A team at Massachusetts General Hospital (MGH) recently created an accurate method for detection that depends on routinely collected clinical brain images. Despite the fact that researchers have made progress in spotting signs of Alzheimer’s disease using high-quality brain imaging tests gathered as part of research studies. The development might result in a more precise diagnosis.
How will AI help in Alzheimer’s disease detection?
Matthew Leming, Ph.D., a research fellow at MGH’s Center for Systems Biology and an investigator at the Massachusetts Alzheimer’s Disease Research Center, and his associates used deep learning. It is a branch of machine learning and artificial intelligence that employs substantial amounts of data and intricate algorithms to train models—for the study, which was published in PLOS ONE.
Based on information from brain magnetic resonance imaging (MRIs) taken from patients with and without Alzheimer’s disease who visited MGH prior to 2019, the researchers in this case created a model for Alzheimer’s disease identification.

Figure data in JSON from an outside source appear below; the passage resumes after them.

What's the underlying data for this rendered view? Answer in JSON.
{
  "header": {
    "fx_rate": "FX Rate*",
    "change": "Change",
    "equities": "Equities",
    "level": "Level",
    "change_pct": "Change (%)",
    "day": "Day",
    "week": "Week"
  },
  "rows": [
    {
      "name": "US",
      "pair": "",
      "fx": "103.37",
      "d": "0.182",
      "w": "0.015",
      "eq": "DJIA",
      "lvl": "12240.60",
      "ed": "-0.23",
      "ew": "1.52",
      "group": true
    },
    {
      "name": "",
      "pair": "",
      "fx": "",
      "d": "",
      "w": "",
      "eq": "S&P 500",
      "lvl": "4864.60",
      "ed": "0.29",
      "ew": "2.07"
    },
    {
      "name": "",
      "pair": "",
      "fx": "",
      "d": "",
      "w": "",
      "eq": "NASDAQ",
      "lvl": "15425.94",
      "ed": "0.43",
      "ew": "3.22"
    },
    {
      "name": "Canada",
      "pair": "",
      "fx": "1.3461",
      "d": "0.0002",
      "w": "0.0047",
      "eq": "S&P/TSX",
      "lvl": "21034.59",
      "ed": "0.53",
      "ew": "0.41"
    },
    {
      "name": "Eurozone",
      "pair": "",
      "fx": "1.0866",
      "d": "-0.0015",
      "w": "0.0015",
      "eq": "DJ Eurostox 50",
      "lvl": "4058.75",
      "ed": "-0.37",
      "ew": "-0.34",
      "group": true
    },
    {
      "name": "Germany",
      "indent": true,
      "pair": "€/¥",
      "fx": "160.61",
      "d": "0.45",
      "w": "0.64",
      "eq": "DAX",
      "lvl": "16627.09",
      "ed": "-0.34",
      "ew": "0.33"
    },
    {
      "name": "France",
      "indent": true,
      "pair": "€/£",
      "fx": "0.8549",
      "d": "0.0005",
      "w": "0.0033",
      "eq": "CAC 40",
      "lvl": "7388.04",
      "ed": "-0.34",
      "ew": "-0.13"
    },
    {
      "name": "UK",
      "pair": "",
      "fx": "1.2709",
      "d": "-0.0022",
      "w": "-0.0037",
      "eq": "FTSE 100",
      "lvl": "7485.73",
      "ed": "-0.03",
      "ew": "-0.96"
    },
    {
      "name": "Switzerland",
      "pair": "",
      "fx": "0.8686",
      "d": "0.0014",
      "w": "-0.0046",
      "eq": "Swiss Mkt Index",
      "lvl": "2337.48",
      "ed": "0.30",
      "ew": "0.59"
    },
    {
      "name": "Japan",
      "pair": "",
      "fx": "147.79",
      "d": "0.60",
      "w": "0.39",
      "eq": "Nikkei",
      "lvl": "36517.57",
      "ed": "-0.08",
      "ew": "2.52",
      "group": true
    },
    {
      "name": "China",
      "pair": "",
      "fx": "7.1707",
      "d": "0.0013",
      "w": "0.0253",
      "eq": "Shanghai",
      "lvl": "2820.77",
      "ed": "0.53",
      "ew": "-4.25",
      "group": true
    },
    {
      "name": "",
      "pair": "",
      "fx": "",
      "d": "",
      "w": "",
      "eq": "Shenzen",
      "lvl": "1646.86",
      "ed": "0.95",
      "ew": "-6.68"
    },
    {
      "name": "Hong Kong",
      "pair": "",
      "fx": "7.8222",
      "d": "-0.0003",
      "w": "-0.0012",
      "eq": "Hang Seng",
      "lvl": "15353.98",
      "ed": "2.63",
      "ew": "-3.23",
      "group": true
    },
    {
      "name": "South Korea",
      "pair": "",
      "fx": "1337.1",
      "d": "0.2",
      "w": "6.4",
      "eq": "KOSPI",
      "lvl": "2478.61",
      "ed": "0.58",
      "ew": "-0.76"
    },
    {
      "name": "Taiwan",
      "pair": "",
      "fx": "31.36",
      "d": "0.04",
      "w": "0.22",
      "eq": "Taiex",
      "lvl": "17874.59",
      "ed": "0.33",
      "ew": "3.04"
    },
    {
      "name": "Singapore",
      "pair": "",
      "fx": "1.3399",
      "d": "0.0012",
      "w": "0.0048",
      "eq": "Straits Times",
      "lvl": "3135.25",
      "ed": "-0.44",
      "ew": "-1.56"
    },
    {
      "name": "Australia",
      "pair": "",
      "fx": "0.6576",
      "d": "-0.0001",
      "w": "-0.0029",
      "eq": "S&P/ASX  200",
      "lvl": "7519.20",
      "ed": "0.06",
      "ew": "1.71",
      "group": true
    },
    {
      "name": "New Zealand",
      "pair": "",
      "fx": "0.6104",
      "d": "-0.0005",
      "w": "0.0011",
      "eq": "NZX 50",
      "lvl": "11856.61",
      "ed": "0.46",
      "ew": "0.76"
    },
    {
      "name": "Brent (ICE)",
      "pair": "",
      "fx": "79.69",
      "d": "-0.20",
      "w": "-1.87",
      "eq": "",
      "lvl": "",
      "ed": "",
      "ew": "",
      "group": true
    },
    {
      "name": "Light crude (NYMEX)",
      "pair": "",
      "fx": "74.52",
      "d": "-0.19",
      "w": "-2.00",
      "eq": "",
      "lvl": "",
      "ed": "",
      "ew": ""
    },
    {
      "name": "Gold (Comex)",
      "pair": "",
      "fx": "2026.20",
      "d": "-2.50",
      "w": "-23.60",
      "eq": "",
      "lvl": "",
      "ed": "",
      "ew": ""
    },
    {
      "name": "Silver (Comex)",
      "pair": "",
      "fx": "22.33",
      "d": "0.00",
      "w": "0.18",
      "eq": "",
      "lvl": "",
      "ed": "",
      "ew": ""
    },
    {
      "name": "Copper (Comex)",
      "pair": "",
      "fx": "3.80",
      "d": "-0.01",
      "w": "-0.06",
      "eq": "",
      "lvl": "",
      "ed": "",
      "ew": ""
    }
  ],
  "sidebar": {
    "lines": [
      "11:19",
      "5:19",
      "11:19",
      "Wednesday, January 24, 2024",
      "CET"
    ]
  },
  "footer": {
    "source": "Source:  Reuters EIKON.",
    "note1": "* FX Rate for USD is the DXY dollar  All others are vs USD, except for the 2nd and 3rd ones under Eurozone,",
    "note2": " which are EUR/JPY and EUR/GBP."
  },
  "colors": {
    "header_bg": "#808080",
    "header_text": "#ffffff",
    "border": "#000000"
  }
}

After that, the team evaluated the model’s performance using five different datasets, including MGH post-2019, Brigham and Women’s Hospital pre- and post-2019, and outside systems pre- and post-2019. In addition, it is to see if it could reliably identify Alzheimer’s disease based on clinical data collected in the real world, regardless of the location or time.
11,103 photos from 2,348 people at risk for Alzheimer’s disease and 26,892 photographs from 8,456 patients without the condition were used in total for the study. The program correctly identified the risk of Alzheimer’s disease in 90.2% of the five datasets.
The work’s capacity to identify Alzheimer’s disease regardless of other factors, such as age, was one of its primary advances. According to Leming, since Alzheimer’s disease commonly affects older persons, deep-learning models frequently have trouble identifying the more uncommon early-onset instances. In order to combat this, “we made the deep learning algorithm ‘blind’ to brain traits that it finds to be excessively correlated with the patient’s claimed age,” the researchers wrote.
Leming points out that working with data that varies significantly from the training set is another frequent difficulty in disease identification, particularly in real-world contexts. For instance, a deep learning model trained on MRIs from a General Electric scanner might not be able to distinguish between MRIs gathered on a Siemens scanner.
In order to establish whether the patient data were too dissimilar from those it had been trained on for it to be able to make a reliable forecast, the model employed an uncertainty metric.
“This is one of the few studies that tried to identify dementia using routinely gathered brain MRIs. Although there have been other deep learning studies for detecting Alzheimer’s using brain MRIs, this study took a significant step closer to carrying it out in actual clinical situations as opposed to ideal laboratory conditions, according to Leming. “Our results provide significant support for clinical application of this diagnostic method with cross-site, cross-time, and cross-population generalizability.”
Sudeshna Das, Ph.D., and Hyungsoon Im, Ph.D. are also co-authors.
MGH undertook this project under a subcontract with the National Institutes of Health and the Ministry of Commerce, Industry, and Energy of Korea.
Massachusetts General Hospital information
The original and biggest teaching hospital of Harvard Medical School is Massachusetts General Hospital, which was established in 1811. With more than $1 billion in annual research operations and more than 9,500 researchers spread across more than 30 institutes, centers, and departments, the Mass General Research Institute runs the biggest hospital-based research program in the country.